Our franchisees have to go through a 7 day training process in Las Vegas at our corporate office. They’re only trained by the best in the industry. We get people that are very experienced in the industry to train our franchisees. I’m one of the hands-on trainers that train these guys to make sure they know what they’re doing. This is part of the 1000 hours of training per year that we spend on the franchisees. They have to go through HAZWOPER, HAZMAT training, mold certification training, blood born pathogen certification, sharp certification and waste management and control. There’s a laundry list of courses that they have to take that we put them through to make sure that they know how to evaluate and properly decontaminate a scene within hours. It’s a long training process. I think it goes back to that’s why we’ve never had a franchise fail. We’re very, very detailed about our training.
If somebody is interested in learning more about Bio-One or coming for training, how should they find you?
Publications such as Entrepreneur Magazine have been giving us a lot of press lately. But the easiest way to learn more about us is for people to go to the website at biooneinc.com.
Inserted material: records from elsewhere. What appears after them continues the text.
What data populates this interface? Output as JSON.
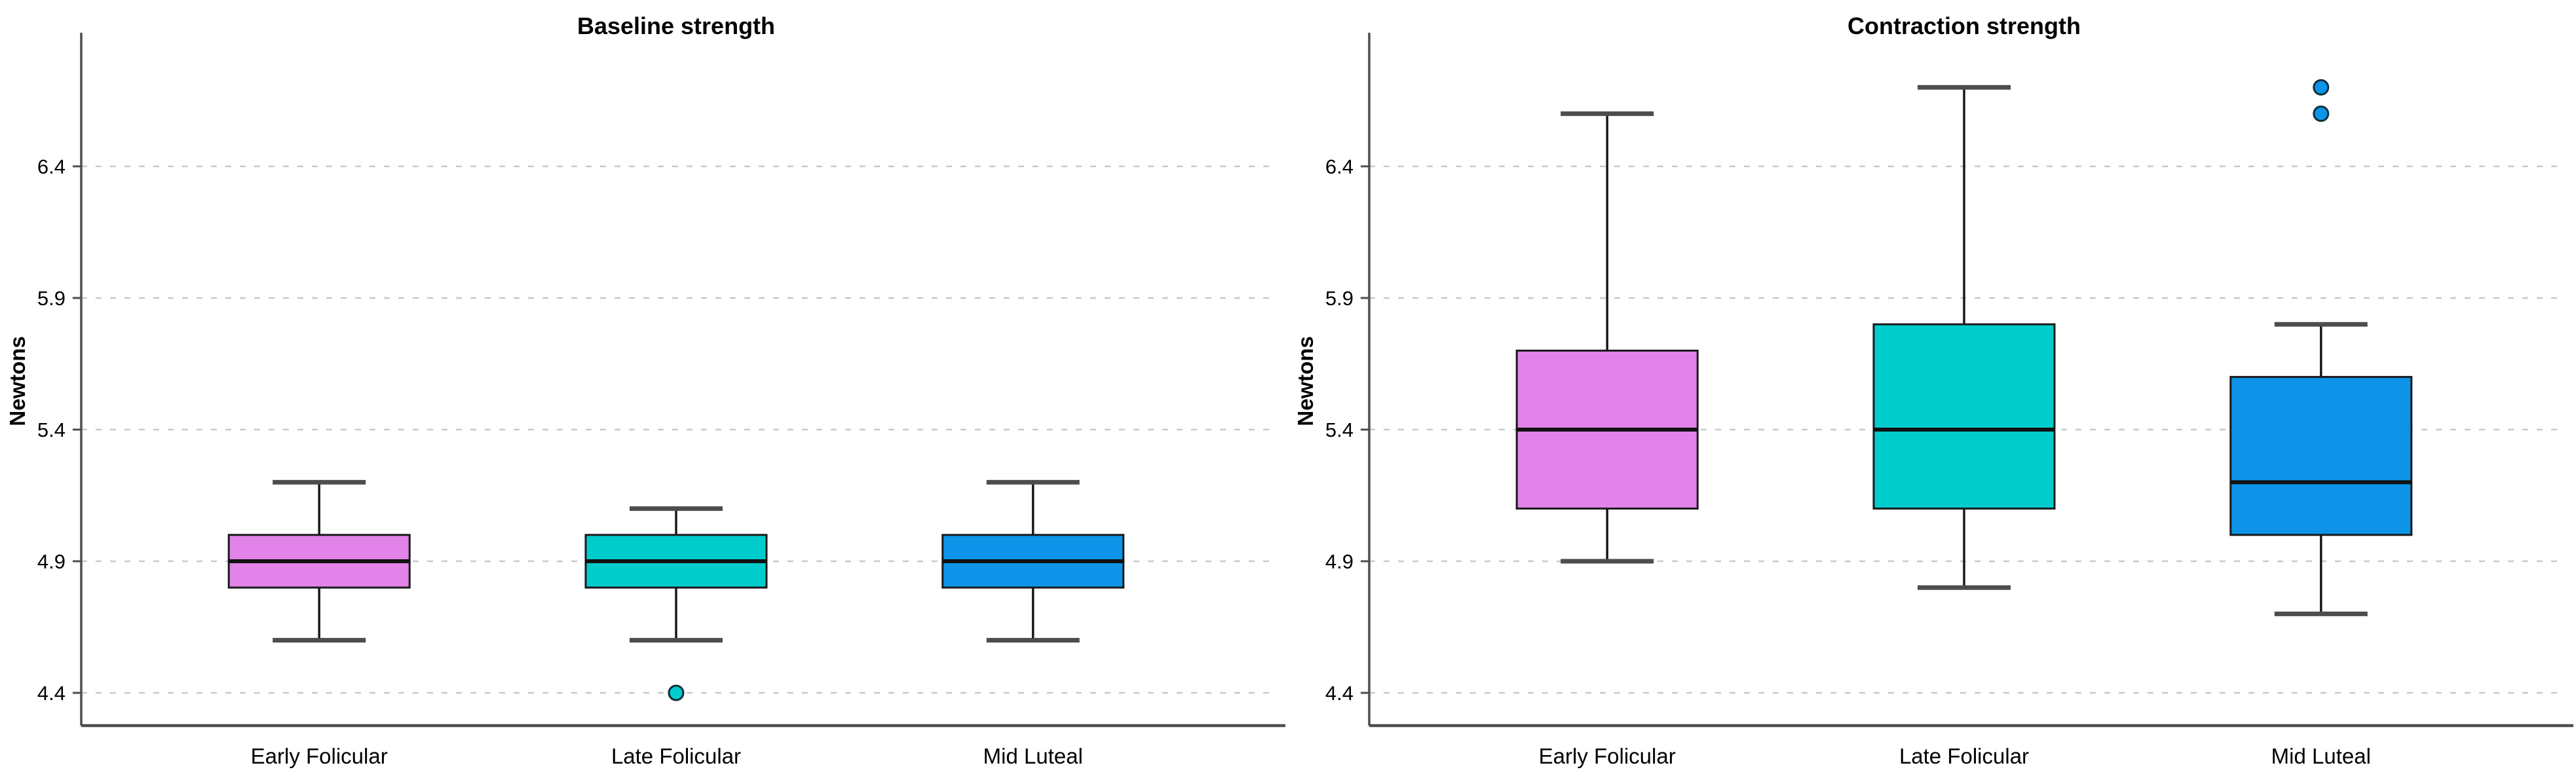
{
  "page": {
    "background": "#ffffff",
    "description": "Two side-by-side box plots comparing muscle strength (Newtons) across menstrual cycle phases"
  },
  "style": {
    "grid_color": "#c9c9c9",
    "axis_color": "#4d4d4d",
    "box_stroke": "#1a1a1a",
    "whisker_color": "#1a1a1a",
    "cap_color": "#4d4d4d",
    "median_color": "#111111",
    "text_color": "#000000",
    "series_colors": [
      "#e183e8",
      "#00cccc",
      "#0d94e8"
    ]
  },
  "chart_data": [
    {
      "type": "box",
      "title": "Baseline strength",
      "ylabel": "Newtons",
      "xlabel": "",
      "categories": [
        "Early Folicular",
        "Late Folicular",
        "Mid Luteal"
      ],
      "yticks": [
        4.4,
        4.9,
        5.4,
        5.9,
        6.4
      ],
      "ylim": [
        4.27,
        6.95
      ],
      "grid": "horizontal-dashed",
      "legend_position": "none",
      "series": [
        {
          "name": "Early Folicular",
          "color": "#e183e8",
          "whisker_low": 4.6,
          "q1": 4.8,
          "median": 4.9,
          "q3": 5.0,
          "whisker_high": 5.2,
          "outliers": []
        },
        {
          "name": "Late Folicular",
          "color": "#00cccc",
          "whisker_low": 4.6,
          "q1": 4.8,
          "median": 4.9,
          "q3": 5.0,
          "whisker_high": 5.1,
          "outliers": [
            4.4
          ]
        },
        {
          "name": "Mid Luteal",
          "color": "#0d94e8",
          "whisker_low": 4.6,
          "q1": 4.8,
          "median": 4.9,
          "q3": 5.0,
          "whisker_high": 5.2,
          "outliers": []
        }
      ]
    },
    {
      "type": "box",
      "title": "Contraction strength",
      "ylabel": "Newtons",
      "xlabel": "",
      "categories": [
        "Early Folicular",
        "Late Folicular",
        "Mid Luteal"
      ],
      "yticks": [
        4.4,
        4.9,
        5.4,
        5.9,
        6.4
      ],
      "ylim": [
        4.27,
        6.95
      ],
      "grid": "horizontal-dashed",
      "legend_position": "none",
      "series": [
        {
          "name": "Early Folicular",
          "color": "#e183e8",
          "whisker_low": 4.9,
          "q1": 5.1,
          "median": 5.4,
          "q3": 5.7,
          "whisker_high": 6.6,
          "outliers": []
        },
        {
          "name": "Late Folicular",
          "color": "#00cccc",
          "whisker_low": 4.8,
          "q1": 5.1,
          "median": 5.4,
          "q3": 5.8,
          "whisker_high": 6.7,
          "outliers": []
        },
        {
          "name": "Mid Luteal",
          "color": "#0d94e8",
          "whisker_low": 4.7,
          "q1": 5.0,
          "median": 5.2,
          "q3": 5.6,
          "whisker_high": 5.8,
          "outliers": [
            6.6,
            6.7
          ]
        }
      ]
    }
  ]
}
You can submit a form that says you’re interested in the franchise, and one of our sales representatives or franchise coordinators will get back to you soon.
Is there anything else you would like to add that I didn’t ask you about the company or franchises?
The only thing I would say is just to reiterate that we’re looking for the right franchisee. Like I said, we only take 12. We have hundreds of people throughout the year that come to us that want franchises. How we come to the 12 that we pick is we make sure we have people that are willing to jump into the mindset of helping first and doing the business second. I’ve always said there’s plenty of money to be made in this industry and we can do it ethically. We don’t need to be one of these companies that take advantage of people at the worst time of their life. We’re looking for those right people that really want to help. They want to be involved in pushing forward the grieving process and making sure the families don’t have to do this themselves. They’ve got to come from a place of empathy and compassion. That’s very important to us.